The White House reading list

Reading a new apocalyptic book by the former Irish Times neoconservative columnist, Mark Steyn, would be a smart career move for staff at the White House, it appears. President Bush has urged his staff to read Steyn's analysis of the “war on terror”.


Steyn sees Europe's demographic trends and its multicultural, “post-nationalist” secularism as leading inevitably to a “Eupocalypse”, to the “recolonization of Europe by Islam”, to the emergence of a “Eurabia” and to the onset of “new Dark Ages” in which the United States will find it difficult to survive as the “lonely candle of liberty”.


Steyn, who admits that he would have to drive three hours from his home in “undiverse” New Hampshire to find a Muslim, sees Islam – and not just “Islamist radicals” or “jihadis” such as al-Qaeda – as a unique threat that cannot be reconciled with “free societies”. His book, America Alone: The End of the World As We Know It,

made the New York Times bestseller list.


A report on the International Relations Center's website by Jim Lobe says: “Recent efforts to initiate dialogue with Iran and North Korea may give the impression that the Bush administration is gradually easing away from the hardline policies of the past several years, but reports of the president's evolving reading tastes – until now a remarkably good predictor of his policy views – point in the opposite direction.”


A “literary luncheon” at the White House in late February suggests that Bush's apparent reading material is moving ever rightward, even apocalyptic, says Lobe. The luncheon, attended by Vice President Dick Cheney and a dozen hardline neoconservatives, was held in honour of visiting British historian Andrew Roberts, whose latest work, A History of the English-Speaking Peoples Since 1900, Bush reportedly read and later sent to Tony Blair. Cheney took the book with him on a recent trip to Pakistan.


Roberts, an avowed Thatcherite who proudly declared himself “extremely right-wing” in a recent Financial Times interview, repeatedly advised the president, according to Irwin Stelzer, a fellow at the neoconservative-aligned Hudson Institute, to ignore rising anti-US sentiment abroad and opposition at home in pursuing his war on terrorism – or what the historian has called “the Manichean world-historical struggle” against fascism, of which “Totalitarian Islamic Terrorist Fascism” is only the latest.


A major lesson of history, Roberts told Bush, is that “will trumps wealth”, according to Stelzer's account of the meeting in the Weekly Standard. He warned that “the steady drumbeat of media pessimism and television coverage are sapping the West's will” to fight and defeat the enemy which, in his view includes Iran, as well as Sunni radicals, such as al-Qaeda.

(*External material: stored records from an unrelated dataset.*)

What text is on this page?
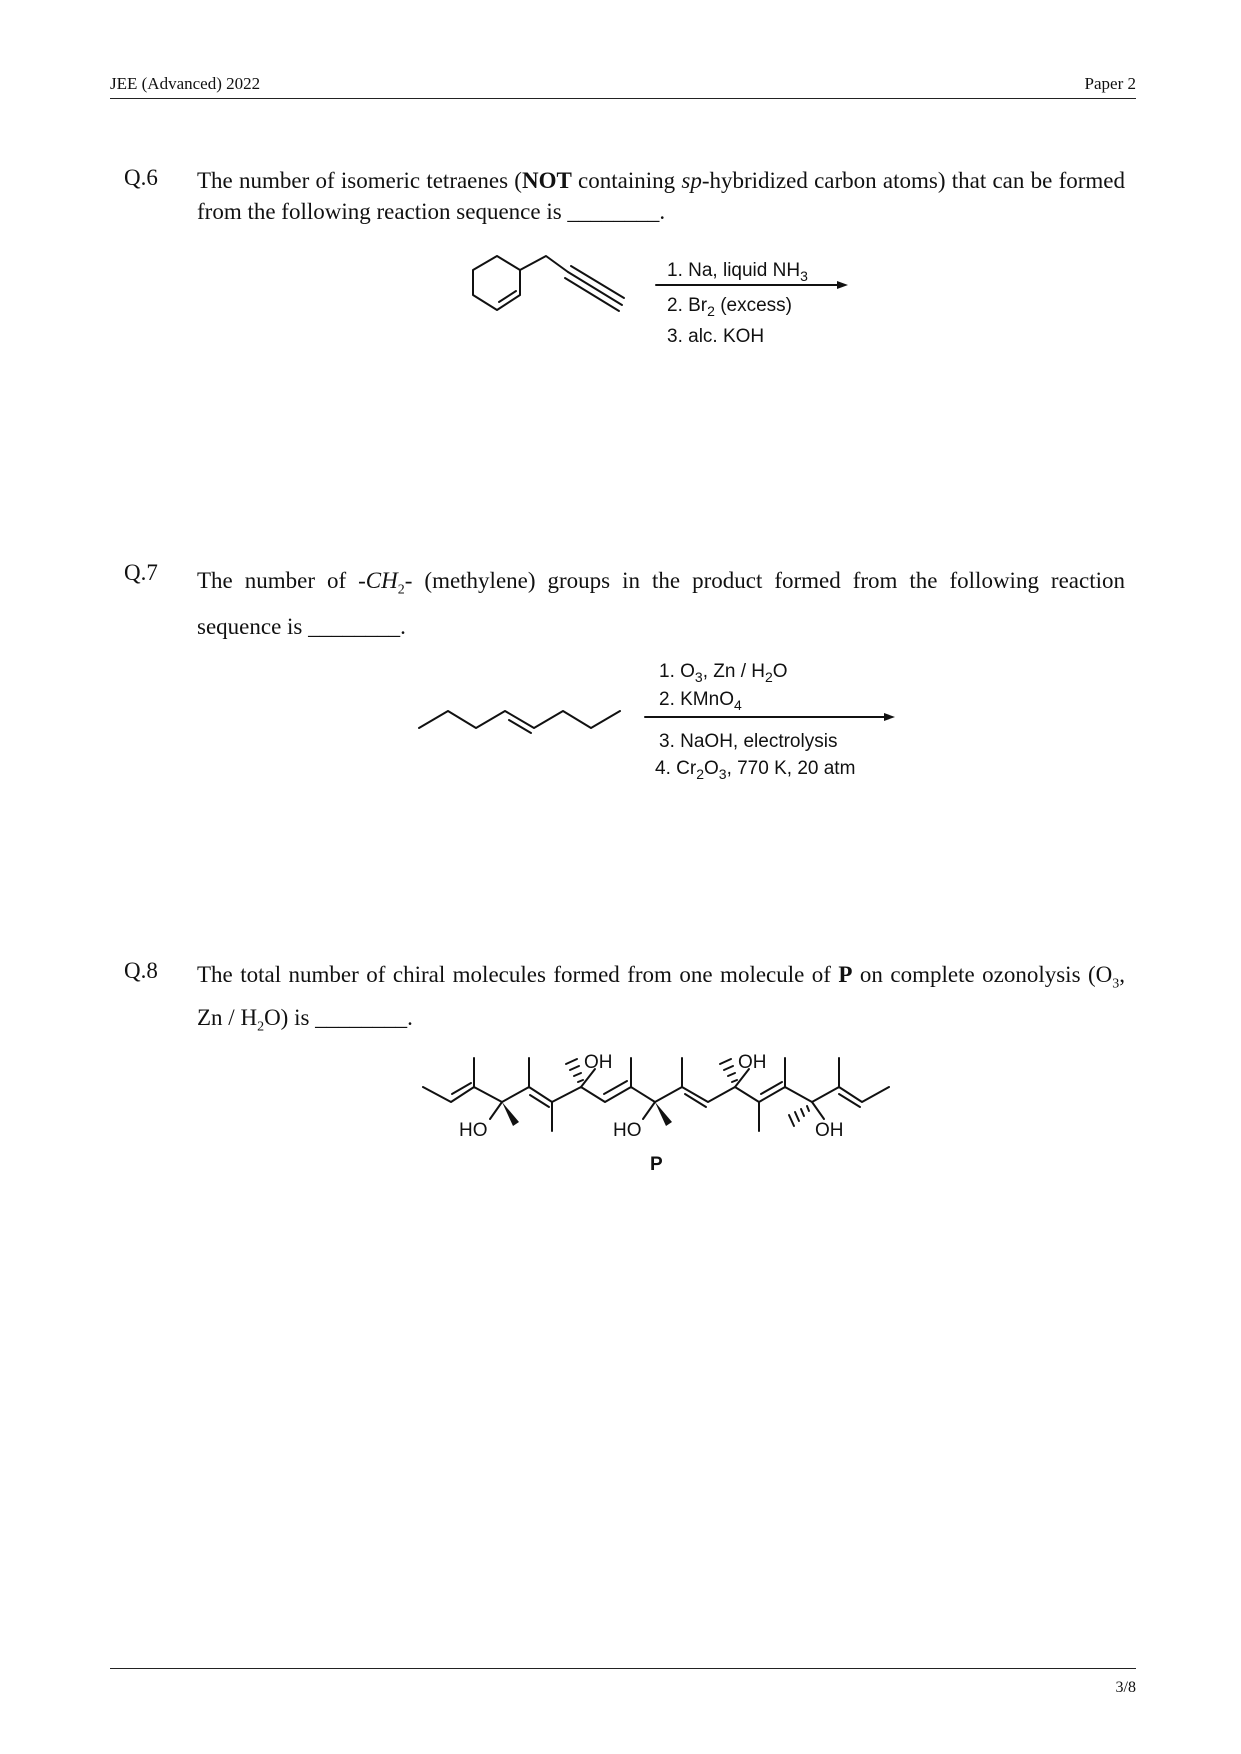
JEE (Advanced) 2022	Paper 2
Q.6 The number of isomeric tetraenes (NOT containing sp-hybridized carbon atoms) that can be formed from the following reaction sequence is ________.
1. Na, liquid $NH_3$
2. $Br_2$ (excess)
3. alc. KOH
Q.7 The number of $-CH_2-$ (methylene) groups in the product formed from the following reaction sequence is ________.
1. $O_3$, Zn / $H_2O$
2. KMnO$_4$
3. NaOH, electrolysis
4. $Cr_2O_3$, 770 K, 20 atm
Q.8 The total number of chiral molecules formed from one molecule of P on complete ozonolysis ($O_3$, Zn / $H_2O$) is ________.
OH	OH
HO	HO	OH
P
3/8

History also warned, Roberts reportedly said, against withdrawing US troops from Iraq according to a set deadline, such as that recently debated in the US Congress. He compared the risks of doing so to the slaughter of 700,000 to one million people that followed India's independence from British rule in 1947.

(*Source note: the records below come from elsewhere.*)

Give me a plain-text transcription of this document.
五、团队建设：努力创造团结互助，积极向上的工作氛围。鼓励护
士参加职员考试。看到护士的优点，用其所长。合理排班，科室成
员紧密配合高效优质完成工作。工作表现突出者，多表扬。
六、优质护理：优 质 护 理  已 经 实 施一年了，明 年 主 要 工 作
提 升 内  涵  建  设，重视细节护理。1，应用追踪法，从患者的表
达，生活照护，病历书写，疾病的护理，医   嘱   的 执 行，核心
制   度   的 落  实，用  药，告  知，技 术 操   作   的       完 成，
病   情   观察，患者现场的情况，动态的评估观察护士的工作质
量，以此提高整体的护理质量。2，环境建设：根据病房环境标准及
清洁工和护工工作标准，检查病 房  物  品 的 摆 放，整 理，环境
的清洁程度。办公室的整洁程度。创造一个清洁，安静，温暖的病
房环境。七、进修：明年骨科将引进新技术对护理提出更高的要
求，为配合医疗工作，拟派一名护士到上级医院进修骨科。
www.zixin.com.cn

It was Stelzer, a columnist for the Sunday Times who is close to right-wing media mogul Rupert Murdoch, who disclosed that Bush recommended that his staff and friends read Steyn's book.


The Toronto-born writer says that it is not merely that there is a global jihad lurking within Islam “but that the religion itself is a political project – and, in fact, an imperial project – in a way that modern Christianity, Judaism, Hinduism, and Buddhism are not”.


“Furthermore, this particular religion is historically a somewhat bloodthirsty faith in which whatever's your bag violence-wise can almost certainly be justified.” To deal with the threat, he calls for a familiar recipe of favorite neoconservative policies, from waging ideological war to ending the Iranian regime and “striking militarily when the opportunity presents itself”.


Lobe, Washington bureau chief of the Inter Press Service and a contributor to Right Web, writes: “The two books, whose worldview and policy prescriptions are remarkably convergent, are the latest in a series read by Bush (not otherwise known as a bibliophile) and lavishly promoted by neoconservatives and their major media outlets.


“These include the Wall Street Journal's editorial page and various publications owned by Rupert Murdoch, Conrad Black (before his current legal troubles), and Canada's Asper family, all of which share a deep affinity for Israel's right-wing Likud Party, a strong belief in the moral superiority of the so-called ‘Anglosphere' – Britain, Australia, Canada, New Zealand, and the United States (although Steyn thinks Britain and Canada may already be lost to the forces of darkness) – and an undeniable nostalgia for the British Empire, particularly Winston Churchill.”